Maximal intersection of spherical polygons by an arc with applications to 4-axis machining
Published in Computer-Aided Design, 2003
Abstract: Many geometric optimization problems in CAD/CAM can be reduced to a maximal intersection problem on the sphere: given a set of $N$ simple spherical polygons on the unit sphere and a real number constant $L\le 2\pi$; find an arc of length $L$ on the unit sphere that intersects as many spherical polygons as possible. Past results can only solve this maximization problem for two very restricted special cases: the arc must be either a great circle or a semi-great circle. In this paper, a simple and deterministic algorithm based on domain partitioning is presented for solving this maximal arc intersection problem in the general case when the number $L$ is arbitrary. The algorithm is made possible by reducing the domain of the arcs to a continuous sub-space in $\mathbb{R}^2$ and then establishing a quotient space partitioning in this sub-space based on a congruence relation.
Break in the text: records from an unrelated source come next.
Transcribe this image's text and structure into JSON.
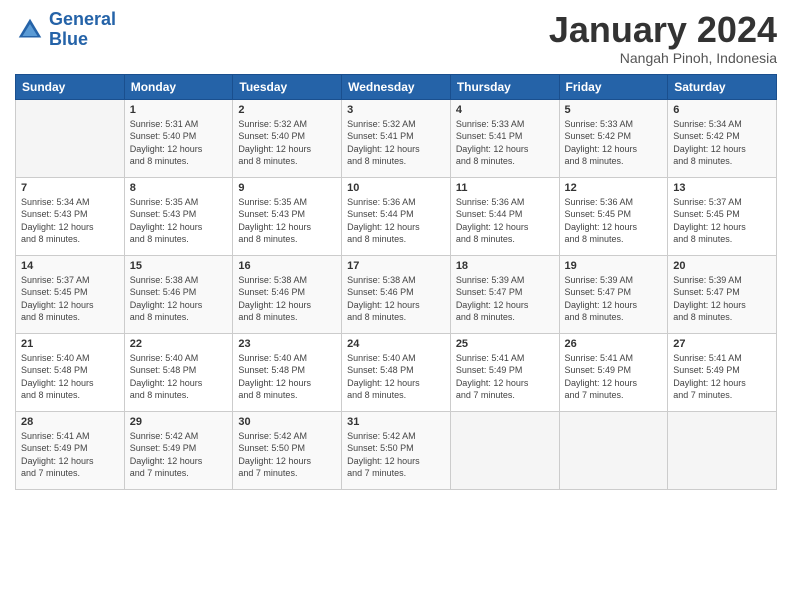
{
  "logo": {
    "line1": "General",
    "line2": "Blue"
  },
  "title": "January 2024",
  "location": "Nangah Pinoh, Indonesia",
  "days_of_week": [
    "Sunday",
    "Monday",
    "Tuesday",
    "Wednesday",
    "Thursday",
    "Friday",
    "Saturday"
  ],
  "weeks": [
    [
      {
        "day": "",
        "sunrise": "",
        "sunset": "",
        "daylight1": "",
        "daylight2": ""
      },
      {
        "day": "1",
        "sunrise": "Sunrise: 5:31 AM",
        "sunset": "Sunset: 5:40 PM",
        "daylight1": "Daylight: 12 hours",
        "daylight2": "and 8 minutes."
      },
      {
        "day": "2",
        "sunrise": "Sunrise: 5:32 AM",
        "sunset": "Sunset: 5:40 PM",
        "daylight1": "Daylight: 12 hours",
        "daylight2": "and 8 minutes."
      },
      {
        "day": "3",
        "sunrise": "Sunrise: 5:32 AM",
        "sunset": "Sunset: 5:41 PM",
        "daylight1": "Daylight: 12 hours",
        "daylight2": "and 8 minutes."
      },
      {
        "day": "4",
        "sunrise": "Sunrise: 5:33 AM",
        "sunset": "Sunset: 5:41 PM",
        "daylight1": "Daylight: 12 hours",
        "daylight2": "and 8 minutes."
      },
      {
        "day": "5",
        "sunrise": "Sunrise: 5:33 AM",
        "sunset": "Sunset: 5:42 PM",
        "daylight1": "Daylight: 12 hours",
        "daylight2": "and 8 minutes."
      },
      {
        "day": "6",
        "sunrise": "Sunrise: 5:34 AM",
        "sunset": "Sunset: 5:42 PM",
        "daylight1": "Daylight: 12 hours",
        "daylight2": "and 8 minutes."
      }
    ],
    [
      {
        "day": "7",
        "sunrise": "Sunrise: 5:34 AM",
        "sunset": "Sunset: 5:43 PM",
        "daylight1": "Daylight: 12 hours",
        "daylight2": "and 8 minutes."
      },
      {
        "day": "8",
        "sunrise": "Sunrise: 5:35 AM",
        "sunset": "Sunset: 5:43 PM",
        "daylight1": "Daylight: 12 hours",
        "daylight2": "and 8 minutes."
      },
      {
        "day": "9",
        "sunrise": "Sunrise: 5:35 AM",
        "sunset": "Sunset: 5:43 PM",
        "daylight1": "Daylight: 12 hours",
        "daylight2": "and 8 minutes."
      },
      {
        "day": "10",
        "sunrise": "Sunrise: 5:36 AM",
        "sunset": "Sunset: 5:44 PM",
        "daylight1": "Daylight: 12 hours",
        "daylight2": "and 8 minutes."
      },
      {
        "day": "11",
        "sunrise": "Sunrise: 5:36 AM",
        "sunset": "Sunset: 5:44 PM",
        "daylight1": "Daylight: 12 hours",
        "daylight2": "and 8 minutes."
      },
      {
        "day": "12",
        "sunrise": "Sunrise: 5:36 AM",
        "sunset": "Sunset: 5:45 PM",
        "daylight1": "Daylight: 12 hours",
        "daylight2": "and 8 minutes."
      },
      {
        "day": "13",
        "sunrise": "Sunrise: 5:37 AM",
        "sunset": "Sunset: 5:45 PM",
        "daylight1": "Daylight: 12 hours",
        "daylight2": "and 8 minutes."
      }
    ],
    [
      {
        "day": "14",
        "sunrise": "Sunrise: 5:37 AM",
        "sunset": "Sunset: 5:45 PM",
        "daylight1": "Daylight: 12 hours",
        "daylight2": "and 8 minutes."
      },
      {
        "day": "15",
        "sunrise": "Sunrise: 5:38 AM",
        "sunset": "Sunset: 5:46 PM",
        "daylight1": "Daylight: 12 hours",
        "daylight2": "and 8 minutes."
      },
      {
        "day": "16",
        "sunrise": "Sunrise: 5:38 AM",
        "sunset": "Sunset: 5:46 PM",
        "daylight1": "Daylight: 12 hours",
        "daylight2": "and 8 minutes."
      },
      {
        "day": "17",
        "sunrise": "Sunrise: 5:38 AM",
        "sunset": "Sunset: 5:46 PM",
        "daylight1": "Daylight: 12 hours",
        "daylight2": "and 8 minutes."
      },
      {
        "day": "18",
        "sunrise": "Sunrise: 5:39 AM",
        "sunset": "Sunset: 5:47 PM",
        "daylight1": "Daylight: 12 hours",
        "daylight2": "and 8 minutes."
      },
      {
        "day": "19",
        "sunrise": "Sunrise: 5:39 AM",
        "sunset": "Sunset: 5:47 PM",
        "daylight1": "Daylight: 12 hours",
        "daylight2": "and 8 minutes."
      },
      {
        "day": "20",
        "sunrise": "Sunrise: 5:39 AM",
        "sunset": "Sunset: 5:47 PM",
        "daylight1": "Daylight: 12 hours",
        "daylight2": "and 8 minutes."
      }
    ],
    [
      {
        "day": "21",
        "sunrise": "Sunrise: 5:40 AM",
        "sunset": "Sunset: 5:48 PM",
        "daylight1": "Daylight: 12 hours",
        "daylight2": "and 8 minutes."
      },
      {
        "day": "22",
        "sunrise": "Sunrise: 5:40 AM",
        "sunset": "Sunset: 5:48 PM",
        "daylight1": "Daylight: 12 hours",
        "daylight2": "and 8 minutes."
      },
      {
        "day": "23",
        "sunrise": "Sunrise: 5:40 AM",
        "sunset": "Sunset: 5:48 PM",
        "daylight1": "Daylight: 12 hours",
        "daylight2": "and 8 minutes."
      },
      {
        "day": "24",
        "sunrise": "Sunrise: 5:40 AM",
        "sunset": "Sunset: 5:48 PM",
        "daylight1": "Daylight: 12 hours",
        "daylight2": "and 8 minutes."
      },
      {
        "day": "25",
        "sunrise": "Sunrise: 5:41 AM",
        "sunset": "Sunset: 5:49 PM",
        "daylight1": "Daylight: 12 hours",
        "daylight2": "and 7 minutes."
      },
      {
        "day": "26",
        "sunrise": "Sunrise: 5:41 AM",
        "sunset": "Sunset: 5:49 PM",
        "daylight1": "Daylight: 12 hours",
        "daylight2": "and 7 minutes."
      },
      {
        "day": "27",
        "sunrise": "Sunrise: 5:41 AM",
        "sunset": "Sunset: 5:49 PM",
        "daylight1": "Daylight: 12 hours",
        "daylight2": "and 7 minutes."
      }
    ],
    [
      {
        "day": "28",
        "sunrise": "Sunrise: 5:41 AM",
        "sunset": "Sunset: 5:49 PM",
        "daylight1": "Daylight: 12 hours",
        "daylight2": "and 7 minutes."
      },
      {
        "day": "29",
        "sunrise": "Sunrise: 5:42 AM",
        "sunset": "Sunset: 5:49 PM",
        "daylight1": "Daylight: 12 hours",
        "daylight2": "and 7 minutes."
      },
      {
        "day": "30",
        "sunrise": "Sunrise: 5:42 AM",
        "sunset": "Sunset: 5:50 PM",
        "daylight1": "Daylight: 12 hours",
        "daylight2": "and 7 minutes."
      },
      {
        "day": "31",
        "sunrise": "Sunrise: 5:42 AM",
        "sunset": "Sunset: 5:50 PM",
        "daylight1": "Daylight: 12 hours",
        "daylight2": "and 7 minutes."
      },
      {
        "day": "",
        "sunrise": "",
        "sunset": "",
        "daylight1": "",
        "daylight2": ""
      },
      {
        "day": "",
        "sunrise": "",
        "sunset": "",
        "daylight1": "",
        "daylight2": ""
      },
      {
        "day": "",
        "sunrise": "",
        "sunset": "",
        "daylight1": "",
        "daylight2": ""
      }
    ]
  ]
}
The number of the constituting congruent sub-regions in this quotient space partitioning is shown to have an upper-bound $O(E^{3})$; where $E$ is the total number of edges on the polygons. The proposed algorithm has a worst-case upper bound $O(ME)$ on its running time, where M is an output-sensitive number and is bounded by $O(E^{3})$. Examples including two realistic tests for 4-axis NC machining are presented.
Recommended citation: Kai Tang, Yong-Jin Liu (2003) Maximal intersection of spherical polygons by an arc with applications to 4-axis machining. Computer-Aided Design, Vol. 35, No. 14, pp. 1269-1285, 2003.